By GABEY GOHbytz@thestar.com.my
KUALA LUMPUR: Malaysians clock up over one million video hours a day and over one billion hours a month on Google's videosharing platform, YouTube.
These numbers were shared during the launch of YouTube Malaysia, a localised site for Malaysians to easily find videos most relevant to them, including expanded content from local and global partners.
"Over the last few years Malaysians have been watching YouTube in huge numbers, and by launching a version of the site optimised for Malaysia, we aim to create an even more relevant local YouTube experience," said Adam Smith, director of product management for YouTube, Asia-Pacific.
The site is intended to create a new online space for the local community and give Malaysian creators the opportunity to increase their exposure.

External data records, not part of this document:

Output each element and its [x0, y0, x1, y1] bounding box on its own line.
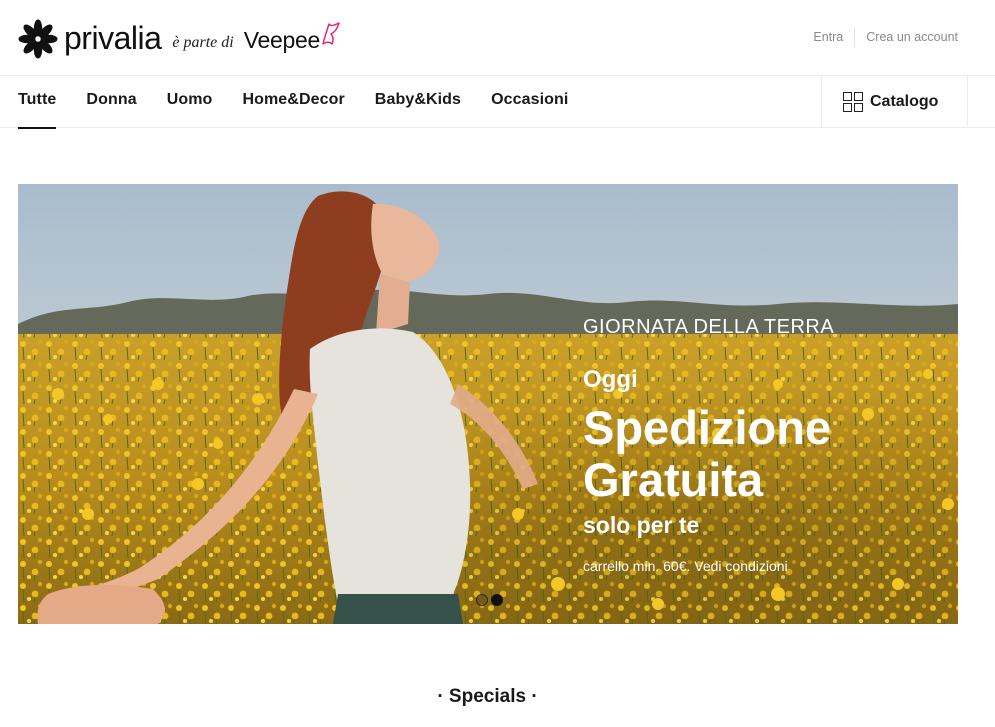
hero-conditions-link[interactable]: carrello min. 60€. Vedi condizioni: [583, 558, 788, 574]
auth-divider: [854, 27, 856, 47]
hero-banner[interactable]: GIORNATA DELLA TERRA Oggi Spedizione Gra…: [18, 184, 958, 624]
catalog-button[interactable]: Catalogo: [821, 76, 968, 128]
hero-headline-line2: Gratuita: [583, 453, 764, 506]
flower-logo-icon: [18, 19, 58, 59]
tab-occasioni[interactable]: Occasioni: [491, 76, 568, 128]
carousel-dot-1[interactable]: [476, 594, 488, 606]
carousel-dot-2[interactable]: [491, 594, 503, 606]
logo-wordmark: privalia: [64, 20, 162, 56]
account-links: Entra Crea un account: [813, 27, 958, 47]
hero-subheadline: solo per te: [583, 512, 700, 538]
tab-tutte[interactable]: Tutte: [18, 76, 57, 129]
veepee-wordmark: Veepee: [243, 26, 321, 53]
register-link[interactable]: Crea un account: [866, 30, 958, 44]
category-tabs: Tutte Donna Uomo Home&Decor Baby&Kids Oc…: [18, 76, 598, 129]
grid-icon: [843, 92, 863, 112]
tab-uomo[interactable]: Uomo: [167, 76, 213, 128]
catalog-label: Catalogo: [870, 93, 939, 110]
hero-today: Oggi: [583, 366, 638, 393]
top-header: privalia è parte di Veepee Entra Crea un…: [0, 0, 995, 76]
butterfly-icon: [322, 22, 340, 45]
category-nav: Tutte Donna Uomo Home&Decor Baby&Kids Oc…: [0, 76, 995, 129]
tab-home-decor[interactable]: Home&Decor: [242, 76, 344, 128]
tab-baby-kids[interactable]: Baby&Kids: [375, 76, 461, 128]
tab-donna[interactable]: Donna: [86, 76, 136, 128]
specials-section-title: · Specials ·: [437, 686, 538, 707]
logo-part-of-text: è parte di: [172, 34, 234, 51]
login-link[interactable]: Entra: [813, 30, 843, 44]
privalia-logo[interactable]: privalia è parte di Veepee: [18, 18, 340, 60]
hero-headline-line1: Spedizione: [583, 401, 832, 454]
carousel-dots: [476, 594, 506, 606]
hero-kicker: GIORNATA DELLA TERRA: [583, 316, 835, 338]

Calling the localised site "long overdue," Google Malaysia country manager Sajith Sivanandan noted that YouTube is a natural fit for a "country so inherently multi-cultural."
"We continue to be amazed by how completely and thoroughly all sectors of society have embraced the Net. One area where we see Malaysians taking the lead is in contributing local content," said Sajith, adding that the company's investment in the country and region continues to be a long-term priority.
In conjunction with the launch, YouTube also forged partnership agreements with media companies Astro Malaysia and KRU Studios.
The agreement with Astro sees selected content from free satellite TV service Njoi being made available via YouTube, while KRU Studios' collaboration will allow the home-grown media and entertainment company to expand its reach and tap into the global market.
In addition, YouTube has also signed a licensing agreement that will allow Malaysian musicians and composers represented by the collecting society Music Author's Copyright Protection (MACP) to earn revenue on YouTube.
Revenue is generated when advertisements are displayed against YouTube partner's videos. Under this agreement, Malaysian authors will now receive payments from their associations when rights holders distribute them.
According to Smith, YouTube's individual Partner Program, a revenue-sharing program that allows creators and producers of original content to earn money from their popular videos and relevant advertisements, is not yet available in Malaysia.
He declined to give a timeframe but said the company is working on opening it up to the local market as soon as possible.
Users can visit Malaysia site by choosing "Malaysia" as the location setting at the bottom of the YouTube.com homepage or going directly to www.youtube.com.my.